Lawrence's former Payless Cashways store is being sold to an investor from Leawood for $4.4 million.
The 10.8-acre site at 3434 Iowa went on the auction block after the Lee's Summit, Mo.-based company filed for bankruptcy protection in June and announced in August that it would liquidate its assets.
Lewis E. Nerman won approval last week from the U.S. Bankruptcy Court to buy the Lawrence site and another in St. Joseph, Mo., for a total of $6.4 million. The sale is expected to close in February.
Nerman said he didn't have any immediate plans for the property, which he intends to lease to a major retailer perhaps to another home-improvement store, an automotive dealership or anyone else looking for a high-visibility, high-traffic spot in the city's busiest retail corridor.
The Lawrence site had been listed for sale at $5 million.

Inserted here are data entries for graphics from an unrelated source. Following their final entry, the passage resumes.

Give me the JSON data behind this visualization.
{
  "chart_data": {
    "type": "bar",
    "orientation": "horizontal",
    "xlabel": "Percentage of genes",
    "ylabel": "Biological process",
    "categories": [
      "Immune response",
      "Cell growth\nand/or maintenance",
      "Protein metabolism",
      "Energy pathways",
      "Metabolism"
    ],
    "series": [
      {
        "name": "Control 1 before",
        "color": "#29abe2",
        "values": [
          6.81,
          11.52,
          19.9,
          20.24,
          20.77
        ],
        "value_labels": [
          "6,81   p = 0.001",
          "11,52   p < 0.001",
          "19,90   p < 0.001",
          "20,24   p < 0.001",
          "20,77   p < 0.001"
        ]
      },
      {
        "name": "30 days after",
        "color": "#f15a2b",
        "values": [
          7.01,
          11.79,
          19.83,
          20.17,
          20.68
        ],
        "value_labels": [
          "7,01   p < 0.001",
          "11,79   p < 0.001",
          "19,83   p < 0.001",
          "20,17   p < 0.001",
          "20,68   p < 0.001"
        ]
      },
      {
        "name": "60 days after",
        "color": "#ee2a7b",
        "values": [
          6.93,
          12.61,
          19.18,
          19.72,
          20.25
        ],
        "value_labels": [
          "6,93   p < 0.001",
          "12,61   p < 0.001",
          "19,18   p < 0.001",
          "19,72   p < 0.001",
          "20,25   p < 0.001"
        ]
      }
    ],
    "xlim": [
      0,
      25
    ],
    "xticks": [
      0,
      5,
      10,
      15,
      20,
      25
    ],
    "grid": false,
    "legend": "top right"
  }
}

"I think I've got a great location and I'm excited about the area and the growth Lawrence is having," he said. "I'm just hoping to be a part of it."
Nerman's entry in the market comes as Home Depot has secured permission to build a store a few blocks north, at the northeast corner of 31st and Iowa streets.
Across town, another developer has the city's blessing to bring a similar home-improvement store to the northwest corner of Sixth Street and Wakarusa Drive, although the site's owners have said that they had yet to land a contract.
But Nerman's broker, Michael H. Fishman of Olathe, said that having a 73,500-square-foot building ready to go along with a 4.5-acre lumberyard and 278-space parking lot gave his client a leg up.
Fishman's already heard from "three or four" interested parties. He's also talked with Home Depot.
"Home improvement is obviously a target along with the traditional electronics, big-box retail, and furniture," Fishman said.
At least one home-improvement chain apparently is off the list.
Minnesota-based United Building Centers said it did not intend to move into Lawrence, despite agreeing last week to buy former Payless stores in Topeka, Salina, Wichita and two others out of state. The Lawrence site simply cost too much.
"That's probably one of the reasons Payless couldn't make it," said Tom Larson, UBC's vice president for operations. "They had real estate that was too high priced."
Michele Hart, who brokered the deal on behalf of Payless Cashways, said she had expected more interest in the Lawrence store, which opened in 1995 and proved to be one of the chain's most successful sites.
"It's their biggest prototype, one of their nicest stores," she said.
The pending purchase would be the first investment in Lawrence for Nerman, who until earlier this year had been president and chief executive officer of Arrow Truck Sales Inc., based in Kansas City, Mo.
In January, Nerman sold Arrow to Volvo. At the time, Arrow was coming off a year in which it had $200 million in sales and 20 dealers in the United States and Canada, each selling used over-the-road trucks.